In order to be lucky, the captains of the Baja peninsula have survival experiences which are closely coupled to the survival experiences of the fish. In order to understand the fish, they have learned to appreciate the environment from the fish's point of view. Imagine the perception of the world painted on the canvas of a catfish's consciousness. Its eyes are weak and useless in the silt, but its taste buds run from its mouth around the head, and down to the tail. It tastes its way through life, and this unique way of tasting has a lot to do with its survival. If I could taste with my big toe, I'd be less likely to eat liver or other disgusting things that might cause me immeasurable grief. If, in addition, I was blind, I would probably spend more time in cheese shops where just about everything tastes good, and less time in auto repair garages where just about everything tastes bad. Suffice it to say that the louvers in the catfish's brain filter out a very different subset of stimuli than my brain does and I must imagine that the projection of the world on the catfish's brain is radically different from the projection of the world on my brain. Due to this radical difference in belief systems, the things that are of great interest to the catfish are likely to pass through my brain totally unnoticed.

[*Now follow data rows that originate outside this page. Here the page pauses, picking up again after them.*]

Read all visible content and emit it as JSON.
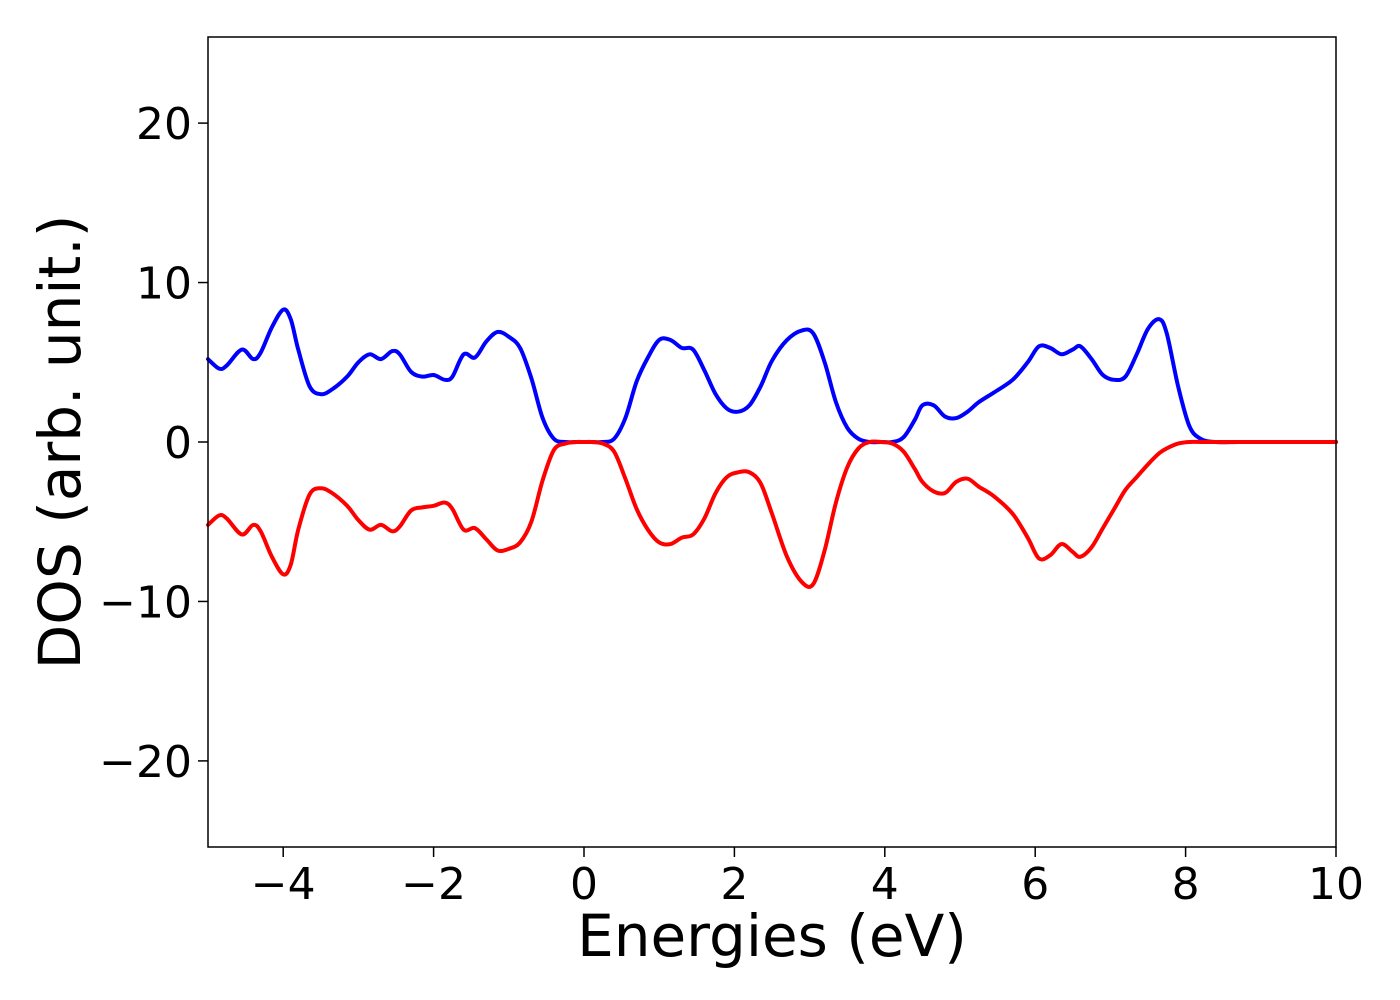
{
  "chart_data": {
    "type": "line",
    "title": "",
    "xlabel": "Energies (eV)",
    "ylabel": "DOS (arb. unit.)",
    "xlim": [
      -5,
      10
    ],
    "ylim": [
      -25.4,
      25.4
    ],
    "xticks": [
      -4,
      -2,
      0,
      2,
      4,
      6,
      8,
      10
    ],
    "xtick_labels": [
      "−4",
      "−2",
      "0",
      "2",
      "4",
      "6",
      "8",
      "10"
    ],
    "yticks": [
      -20,
      -10,
      0,
      10,
      20
    ],
    "ytick_labels": [
      "−20",
      "−10",
      "0",
      "10",
      "20"
    ],
    "grid": false,
    "legend": "none",
    "series": [
      {
        "color": "#0000ff",
        "x": [
          -5.0,
          -4.85,
          -4.75,
          -4.55,
          -4.4,
          -4.3,
          -4.15,
          -4.0,
          -3.9,
          -3.8,
          -3.65,
          -3.5,
          -3.35,
          -3.15,
          -3.0,
          -2.85,
          -2.7,
          -2.55,
          -2.45,
          -2.3,
          -2.15,
          -2.0,
          -1.85,
          -1.75,
          -1.6,
          -1.45,
          -1.3,
          -1.15,
          -1.0,
          -0.85,
          -0.7,
          -0.55,
          -0.4,
          -0.25,
          -0.1,
          0.0,
          0.1,
          0.25,
          0.4,
          0.55,
          0.7,
          0.85,
          1.0,
          1.15,
          1.3,
          1.45,
          1.6,
          1.75,
          1.9,
          2.05,
          2.2,
          2.35,
          2.5,
          2.7,
          2.9,
          3.05,
          3.2,
          3.35,
          3.5,
          3.65,
          3.8,
          3.95,
          4.1,
          4.25,
          4.4,
          4.5,
          4.65,
          4.8,
          4.95,
          5.1,
          5.25,
          5.45,
          5.7,
          5.9,
          6.05,
          6.2,
          6.35,
          6.5,
          6.6,
          6.75,
          6.9,
          7.05,
          7.2,
          7.35,
          7.5,
          7.65,
          7.75,
          7.9,
          8.05,
          8.2,
          8.4,
          8.7,
          9.0,
          9.5,
          10.0
        ],
        "y": [
          5.2,
          4.6,
          4.8,
          5.8,
          5.2,
          5.6,
          7.2,
          8.3,
          7.7,
          5.8,
          3.5,
          3.0,
          3.3,
          4.1,
          5.0,
          5.5,
          5.2,
          5.7,
          5.5,
          4.4,
          4.1,
          4.2,
          3.9,
          4.1,
          5.5,
          5.3,
          6.3,
          6.9,
          6.6,
          5.9,
          4.0,
          1.5,
          0.2,
          0.0,
          0.0,
          0.0,
          0.0,
          0.0,
          0.2,
          1.5,
          3.8,
          5.3,
          6.4,
          6.4,
          5.9,
          5.8,
          4.5,
          3.0,
          2.1,
          1.9,
          2.3,
          3.5,
          5.1,
          6.4,
          7.0,
          6.8,
          5.0,
          2.5,
          0.9,
          0.2,
          0.0,
          0.0,
          0.0,
          0.3,
          1.4,
          2.3,
          2.3,
          1.6,
          1.5,
          1.9,
          2.5,
          3.1,
          3.9,
          5.0,
          6.0,
          5.9,
          5.5,
          5.8,
          6.0,
          5.2,
          4.2,
          3.9,
          4.1,
          5.5,
          7.1,
          7.7,
          6.8,
          3.5,
          1.0,
          0.2,
          0.0,
          0.0,
          0.0,
          0.0,
          0.0
        ]
      },
      {
        "color": "#ff0000",
        "x": [
          -5.0,
          -4.85,
          -4.75,
          -4.55,
          -4.4,
          -4.3,
          -4.15,
          -4.0,
          -3.9,
          -3.8,
          -3.65,
          -3.5,
          -3.35,
          -3.15,
          -3.0,
          -2.85,
          -2.7,
          -2.55,
          -2.45,
          -2.3,
          -2.15,
          -2.0,
          -1.85,
          -1.75,
          -1.6,
          -1.45,
          -1.3,
          -1.15,
          -1.0,
          -0.85,
          -0.7,
          -0.55,
          -0.4,
          -0.25,
          -0.1,
          0.0,
          0.1,
          0.25,
          0.4,
          0.55,
          0.7,
          0.85,
          1.0,
          1.15,
          1.3,
          1.45,
          1.6,
          1.75,
          1.9,
          2.05,
          2.2,
          2.35,
          2.5,
          2.7,
          2.9,
          3.05,
          3.2,
          3.35,
          3.5,
          3.65,
          3.8,
          3.95,
          4.1,
          4.25,
          4.4,
          4.5,
          4.65,
          4.8,
          4.95,
          5.1,
          5.25,
          5.45,
          5.7,
          5.9,
          6.05,
          6.2,
          6.35,
          6.5,
          6.6,
          6.75,
          6.9,
          7.05,
          7.2,
          7.35,
          7.5,
          7.65,
          7.75,
          7.9,
          8.05,
          8.2,
          8.4,
          8.7,
          9.0,
          9.5,
          10.0
        ],
        "y": [
          -5.2,
          -4.6,
          -4.8,
          -5.8,
          -5.2,
          -5.6,
          -7.2,
          -8.3,
          -7.7,
          -5.5,
          -3.3,
          -2.9,
          -3.2,
          -4.0,
          -4.9,
          -5.5,
          -5.2,
          -5.6,
          -5.3,
          -4.3,
          -4.1,
          -4.0,
          -3.8,
          -4.2,
          -5.5,
          -5.4,
          -6.1,
          -6.8,
          -6.7,
          -6.3,
          -5.0,
          -2.4,
          -0.5,
          -0.1,
          0.0,
          0.0,
          0.0,
          -0.1,
          -0.6,
          -2.3,
          -4.2,
          -5.5,
          -6.3,
          -6.4,
          -6.0,
          -5.8,
          -4.8,
          -3.2,
          -2.2,
          -1.9,
          -1.9,
          -2.6,
          -4.5,
          -7.2,
          -8.8,
          -8.9,
          -6.8,
          -3.8,
          -1.6,
          -0.4,
          0.0,
          0.0,
          -0.1,
          -0.6,
          -1.7,
          -2.5,
          -3.1,
          -3.2,
          -2.5,
          -2.3,
          -2.8,
          -3.4,
          -4.5,
          -6.0,
          -7.3,
          -7.1,
          -6.4,
          -6.9,
          -7.2,
          -6.6,
          -5.4,
          -4.2,
          -3.0,
          -2.2,
          -1.4,
          -0.7,
          -0.4,
          -0.1,
          0.0,
          0.0,
          0.0,
          0.0,
          0.0,
          0.0,
          0.0
        ]
      }
    ]
  }
}
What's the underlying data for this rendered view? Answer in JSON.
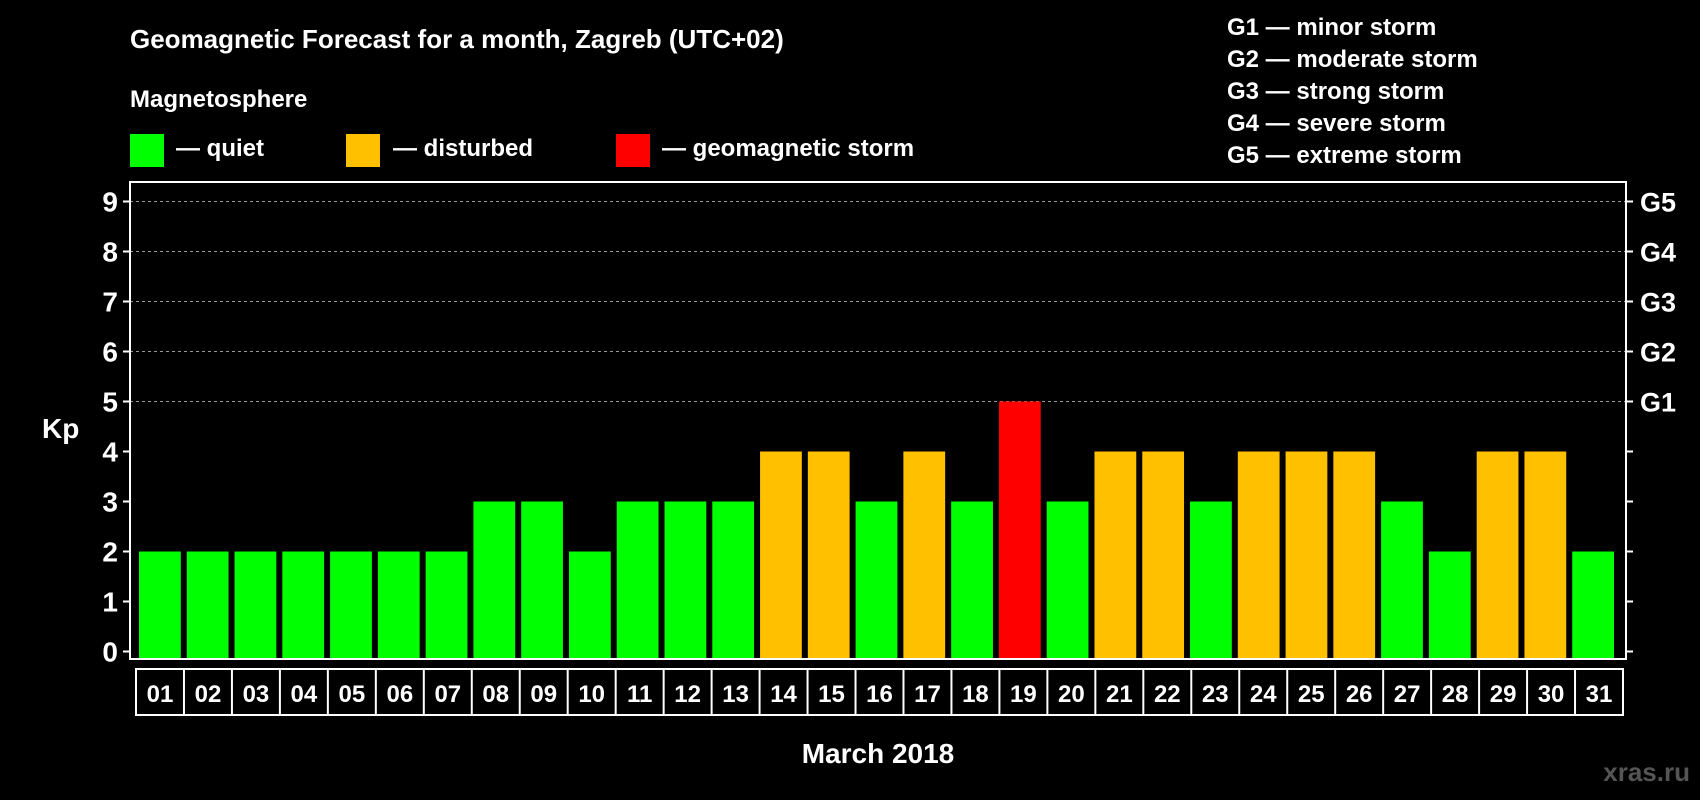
{
  "chart_data": {
    "type": "bar",
    "title": "Geomagnetic Forecast for a month, Zagreb (UTC+02)",
    "subtitle": "Magnetosphere",
    "xlabel": "March 2018",
    "ylabel": "Kp",
    "ylim": [
      0,
      9
    ],
    "yticks": [
      "0",
      "1",
      "2",
      "3",
      "4",
      "5",
      "6",
      "7",
      "8",
      "9"
    ],
    "right_ticks": [
      {
        "kp": 5,
        "label": "G1"
      },
      {
        "kp": 6,
        "label": "G2"
      },
      {
        "kp": 7,
        "label": "G3"
      },
      {
        "kp": 8,
        "label": "G4"
      },
      {
        "kp": 9,
        "label": "G5"
      }
    ],
    "grid": "dashed horizontal at 5-9",
    "categories": [
      "01",
      "02",
      "03",
      "04",
      "05",
      "06",
      "07",
      "08",
      "09",
      "10",
      "11",
      "12",
      "13",
      "14",
      "15",
      "16",
      "17",
      "18",
      "19",
      "20",
      "21",
      "22",
      "23",
      "24",
      "25",
      "26",
      "27",
      "28",
      "29",
      "30",
      "31"
    ],
    "values": [
      2,
      2,
      2,
      2,
      2,
      2,
      2,
      3,
      3,
      2,
      3,
      3,
      3,
      4,
      4,
      3,
      4,
      3,
      5,
      3,
      4,
      4,
      3,
      4,
      4,
      4,
      3,
      2,
      4,
      4,
      2
    ],
    "legend": [
      {
        "label": "— quiet",
        "color": "#00ff00"
      },
      {
        "label": "— disturbed",
        "color": "#ffc000"
      },
      {
        "label": "— geomagnetic storm",
        "color": "#ff0000"
      }
    ],
    "storm_levels": [
      "G1 — minor storm",
      "G2 — moderate storm",
      "G3 — strong storm",
      "G4 — severe storm",
      "G5 — extreme storm"
    ]
  },
  "watermark": "xras.ru"
}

The largemouth bass I tried to catch as a kid would have a somewhat different perspective from the catfish's (bass being more sensitive to light and pressure than catfish, and less sensitive to taste). A bass could surely distinguish my night crawler from the night crawler presented by the old man who always caught all of the big fish. I know this because I witnessed that result far too many times. I can't describe that difference in presentation, but if we could talk to the bass, it could attribute the difference in our fishing performance to something besides luck because the bass's brain no doubt left in some critical details about the old man's style that my brain inadvertently filtered out, in spite of me carefully watching him many times, and trying to copy him right down to the nasty hat. I learned a lot from that old man, but the thing I never did learn was how to open my mind to what he was actually doing and how he perceived the world. That will forever be a mystery, and leads us to an important idea that motivates the essays in this collection:

"Luck" is knowing how to shape your mind so that your perception of the world captures the details needed to pursue your intended purpose.

Fish stories hold a very special place in our culture. In fact, the expression "fish story" has evolved to mean a story of mythic proportion, one not necessarily having anything to do with fish so long as the story derives from some true origin, but is told in a way that challenges belief, develops moral lessons, and provides entertainment. The best fish stories are strictly factual; someone actually there at the time, confronted by any particular detail from the story would have to say "Yes, of course. That is what happened." And yet the story can still strain belief by the choice of which details to present and by spinning them into a colorful yarn.

In most good fish stories--ones dealing with fish at least--the fish is a key character, no less important than the fisherman and sometimes more important. As often as not, it is the fish, and not the fisherman who prevails. In many such fish stories, neither or both prevail, each challenging the other to better themselves, like an epic western where the sheriff relinquishes his badge and the outlaw gives up his gun.

This is a collection of fish stories, with a common theme of "luck". In places, the stories discuss techniques where the techniques are essential to describing the true origins or are essential to straining the reader's belief. But these stories are not intended to stress technique. Fishing is, at its essence, a struggle between characters--some above the surface and some below--and the technique is incidental, serving only to bring the two closer. These are fish stories about real fish and real fishermen, and I hope that they develop moral lessons while providing genuine entertainment.

    My father with two nice rainbow trout from the
    Little Valley Creek, Salamanca, NY, 1946.